Patricia Campos Medina is the new president of LUPEPAC, a non-partisan political action committee dedicated to increasing the participation of Latinas in elected office in New Jersey. While Campos is a long-time member of LUPEPAC, she was elected into her leadership role on Friday March 18.
“I have been working together with… some of the founders of LUPE since the early 2000s to address the lack of Latinas,” Campos told PolitickerNJ. “It is just an exciting time that all my colleagues felt it was the right time for me to take on the lead.”
According to Campos, under her leadership, LUPEPAC will continue to strive for more representation of Latinas in politics at the local level and “protect” incumbent Latinas like Perth Amboy Mayor Wilda Diaz.
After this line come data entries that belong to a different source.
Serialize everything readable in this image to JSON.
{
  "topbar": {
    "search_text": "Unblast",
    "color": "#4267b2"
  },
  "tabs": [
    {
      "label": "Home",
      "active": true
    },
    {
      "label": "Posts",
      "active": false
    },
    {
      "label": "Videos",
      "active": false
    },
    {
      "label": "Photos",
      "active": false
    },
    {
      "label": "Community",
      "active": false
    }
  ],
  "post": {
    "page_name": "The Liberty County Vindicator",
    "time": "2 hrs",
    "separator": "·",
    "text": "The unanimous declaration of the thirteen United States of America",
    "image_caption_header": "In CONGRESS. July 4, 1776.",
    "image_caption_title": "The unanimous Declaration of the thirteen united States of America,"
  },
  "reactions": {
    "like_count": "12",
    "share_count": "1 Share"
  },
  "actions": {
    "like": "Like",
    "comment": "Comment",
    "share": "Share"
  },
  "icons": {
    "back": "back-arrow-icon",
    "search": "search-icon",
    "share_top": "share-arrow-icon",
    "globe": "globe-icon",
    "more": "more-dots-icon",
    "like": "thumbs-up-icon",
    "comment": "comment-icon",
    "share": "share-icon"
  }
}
Diaz is currently the only serving Latina mayor in New Jersey.
“We need to create a pipeline at the local level so that when opportunities come up at the legislative level we have Latinas who are ready to step up,” Campos said. “Also, we have to be able to raise money. We have had some very successful events in the last three years that have basically improved the ability of LUPEPAC to raise money and fund some of the Latinas who get into competitive races or for those Latinas we have to protect and help them stay in office.”
Campos said that one of the main goals of LUPE under her leadership will be to drive Latina issues into the State House with the election of the next governor in 2017.
“Our goal is, by the next gubernatorial campaign, that the issue of Latina women and our concerns will be a priority for whoever is running for Governor next year,” Campos said.
Additionally, Campos said that the group’s priorities are to continue “identifying and training” those who might run for office at the local level for offices like city council, freeholder or schoolboard and working with compatible organizations to embolden women to run for politics.
“We want to work with other likeminded organizations that are doing the work to empower women in elected office,” Campos said. “Organizations like the Women’s Political Caucus, Emerge that is doing training. We do a lot of training through the center of American Women and Politics. We need to continue building coalitions that give us resources to train more Latinas.”
In addition to Campos taking on her new role, LUPEPAC also announced three new board members including Analilia Mejia, the state director of Working Families.